I hate seeing books treated that way. I've never been one to save a couple bucks by buying a used copy of a book, because I hate that someone would let a book degrade the way far too many used books are. Hell, I prefer paperback books to hardcover, and I'll place weights on them after I've read them for a while in an attempt to reflatten the inevitably curved covers. I want books to look as good as their contents are. If I see a book that is falling apart, I don't care how good the story it holds within might be, I'm probably not going to open it, both because it doesn't look good, and because I don't want to risk damaging it any further.
I once had a book that I loved, but part way through reading it I accidentally left it in the sun for an extended period of time in the midst of the summer heat on the passenger seat of a car, and the glue holding the book together came off. The cover removed from the pages entirely, and the pages themselves split into two blocks of pages with some loose leafs in the middle. As much as I enjoyed that book, I almost put it down entirely after that. I was tempted to go out and buy a new copy of the book, just so I wouldn't have to deal with the mess that my book had become.

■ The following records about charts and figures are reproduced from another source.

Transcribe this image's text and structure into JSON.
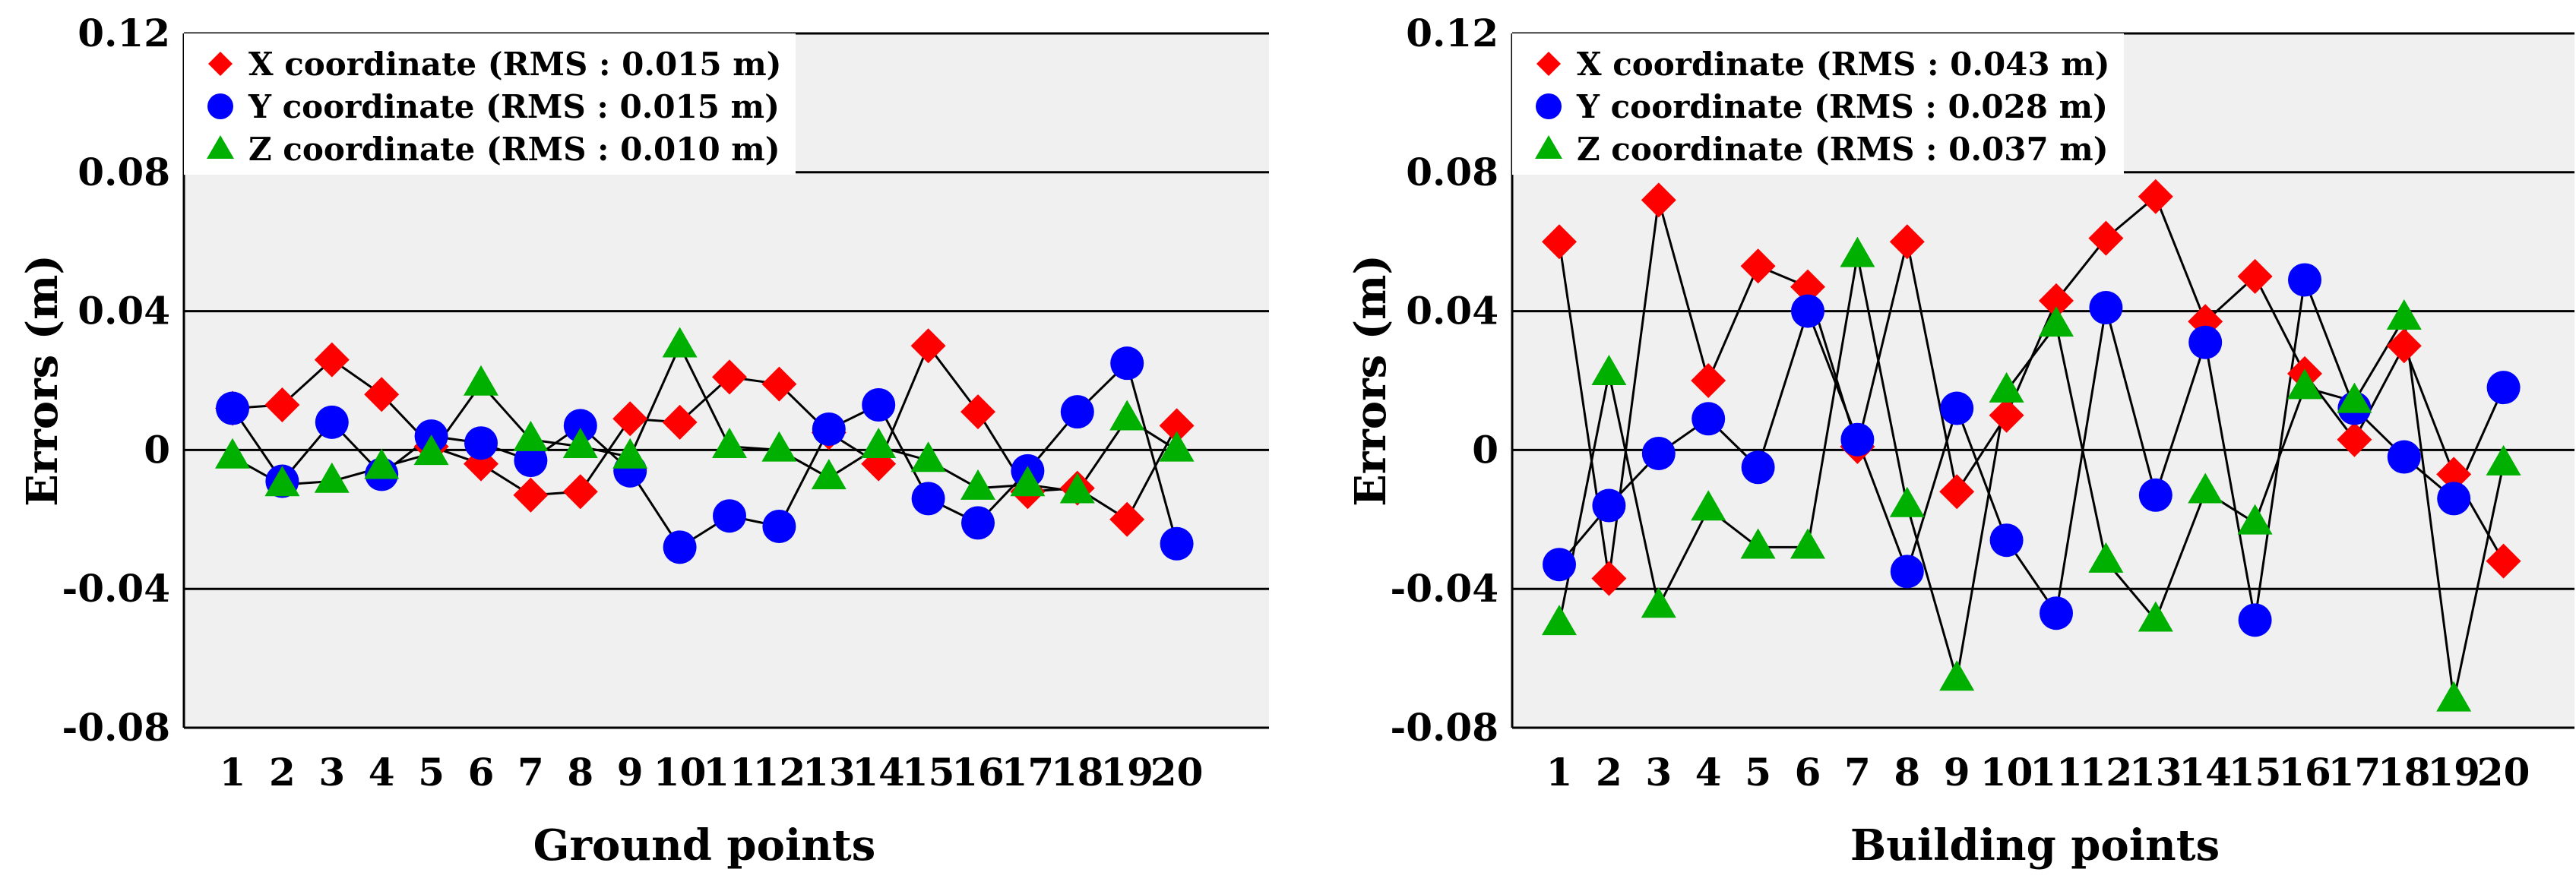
{
  "colors": {
    "x_series": "#ff0000",
    "y_series": "#0000ff",
    "z_series": "#00b000",
    "plot_background": "#f0f0f0",
    "line": "#000000"
  },
  "chart_data": [
    {
      "type": "line",
      "title": "",
      "xlabel": "Ground points",
      "ylabel": "Errors (m)",
      "ylim": [
        -0.08,
        0.12
      ],
      "yticks": [
        "-0.08",
        "-0.04",
        "0",
        "0.04",
        "0.08",
        "0.12"
      ],
      "grid": "horizontal",
      "legend_position": "top-left",
      "categories": [
        "1",
        "2",
        "3",
        "4",
        "5",
        "6",
        "7",
        "8",
        "9",
        "10",
        "11",
        "12",
        "13",
        "14",
        "15",
        "16",
        "17",
        "18",
        "19",
        "20"
      ],
      "series": [
        {
          "name": "X coordinate (RMS : 0.015 m)",
          "marker": "diamond",
          "color": "#ff0000",
          "values": [
            0.012,
            0.013,
            0.026,
            0.016,
            0.001,
            -0.004,
            -0.013,
            -0.012,
            0.009,
            0.008,
            0.021,
            0.019,
            0.005,
            -0.004,
            0.03,
            0.011,
            -0.012,
            -0.011,
            -0.02,
            0.007
          ]
        },
        {
          "name": "Y coordinate (RMS : 0.015 m)",
          "marker": "circle",
          "color": "#0000ff",
          "values": [
            0.012,
            -0.009,
            0.008,
            -0.007,
            0.004,
            0.002,
            -0.003,
            0.007,
            -0.006,
            -0.028,
            -0.019,
            -0.022,
            0.006,
            0.013,
            -0.014,
            -0.021,
            -0.006,
            0.011,
            0.025,
            -0.027
          ]
        },
        {
          "name": "Z coordinate (RMS : 0.010 m)",
          "marker": "triangle",
          "color": "#00b000",
          "values": [
            -0.002,
            -0.01,
            -0.009,
            -0.005,
            -0.001,
            0.019,
            0.003,
            0.001,
            -0.002,
            0.03,
            0.001,
            0.0,
            -0.008,
            0.001,
            -0.003,
            -0.011,
            -0.01,
            -0.012,
            0.009,
            0.0
          ]
        }
      ]
    },
    {
      "type": "line",
      "title": "",
      "xlabel": "Building points",
      "ylabel": "Errors (m)",
      "ylim": [
        -0.08,
        0.12
      ],
      "yticks": [
        "-0.08",
        "-0.04",
        "0",
        "0.04",
        "0.08",
        "0.12"
      ],
      "grid": "horizontal",
      "legend_position": "top-left",
      "categories": [
        "1",
        "2",
        "3",
        "4",
        "5",
        "6",
        "7",
        "8",
        "9",
        "10",
        "11",
        "12",
        "13",
        "14",
        "15",
        "16",
        "17",
        "18",
        "19",
        "20"
      ],
      "series": [
        {
          "name": "X coordinate (RMS : 0.043 m)",
          "marker": "diamond",
          "color": "#ff0000",
          "values": [
            0.06,
            -0.037,
            0.072,
            0.02,
            0.053,
            0.047,
            0.001,
            0.06,
            -0.012,
            0.01,
            0.043,
            0.061,
            0.073,
            0.037,
            0.05,
            0.022,
            0.003,
            0.03,
            -0.007,
            -0.032
          ]
        },
        {
          "name": "Y coordinate (RMS : 0.028 m)",
          "marker": "circle",
          "color": "#0000ff",
          "values": [
            -0.033,
            -0.016,
            -0.001,
            0.009,
            -0.005,
            0.04,
            0.003,
            -0.035,
            0.012,
            -0.026,
            -0.047,
            0.041,
            -0.013,
            0.031,
            -0.049,
            0.049,
            0.012,
            -0.002,
            -0.014,
            0.018
          ]
        },
        {
          "name": "Z coordinate (RMS : 0.037 m)",
          "marker": "triangle",
          "color": "#00b000",
          "values": [
            -0.05,
            0.022,
            -0.045,
            -0.017,
            -0.028,
            -0.028,
            0.056,
            -0.016,
            -0.066,
            0.017,
            0.036,
            -0.032,
            -0.049,
            -0.012,
            -0.021,
            0.018,
            0.014,
            0.038,
            -0.072,
            -0.004
          ]
        }
      ]
    }
  ]
}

I have seen used, well loved books. Ones that have been kept in excellent condition over the years, and have stories inside of them simply don't exist elsewhere anymore. These, I don't mind, because they have been cared for. It doesn't take too much effort to care for a book. You don't have to feed it or clothe it, and you don't have to give it new content from time to time. You just handle it gently, you don't throw it, and you keep it away from grease or other liquids. Yet, looking through a library, so few people seem to understand this.
Maybe I'm just too picky. Maybe I just don't understand the appeal. Maybe I'm blinded by prior judgements and should learn not to, quite literally, judge a book by it's cover. But I would far prefer to spend my time in a bookstore than a library.